И вот я опять верхом на лошади. Подо мной небольшой, горячий пегий киргиз, не плохой, но хуже моего кавказского кабардинца Алагеза. Я еду, как полагается, впереди отряда.
Мне холодно, трясет, хотя воздух теплый — весна. Немного не доезжая Молодечно, останавливаемся в сосновом лесу. Пока команда разбивала палатки, я была уже почти без сознания. Меня трясло, болела голова, ломило все тело. Наконец уложили меня на койку.

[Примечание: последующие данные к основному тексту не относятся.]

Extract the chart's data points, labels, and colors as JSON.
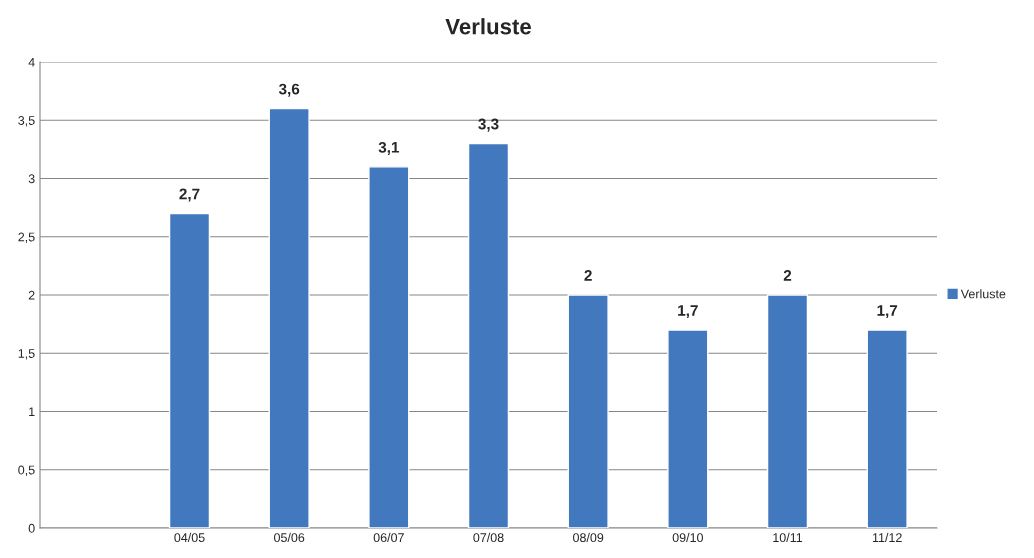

Сестры накрыли меня несколькими одеялами, поставили градусник. Больше 41°. Тропическая малярия. Наутро слабость, но надо идти дальше, и я опять на коне.
Отряд делится на летучки, которые идут в трех разных направлениях, база недалеко от Молодечно.
И началась работа. Привозили раненых и больных с передовых позиций, перевязывали и отправляли в тыл.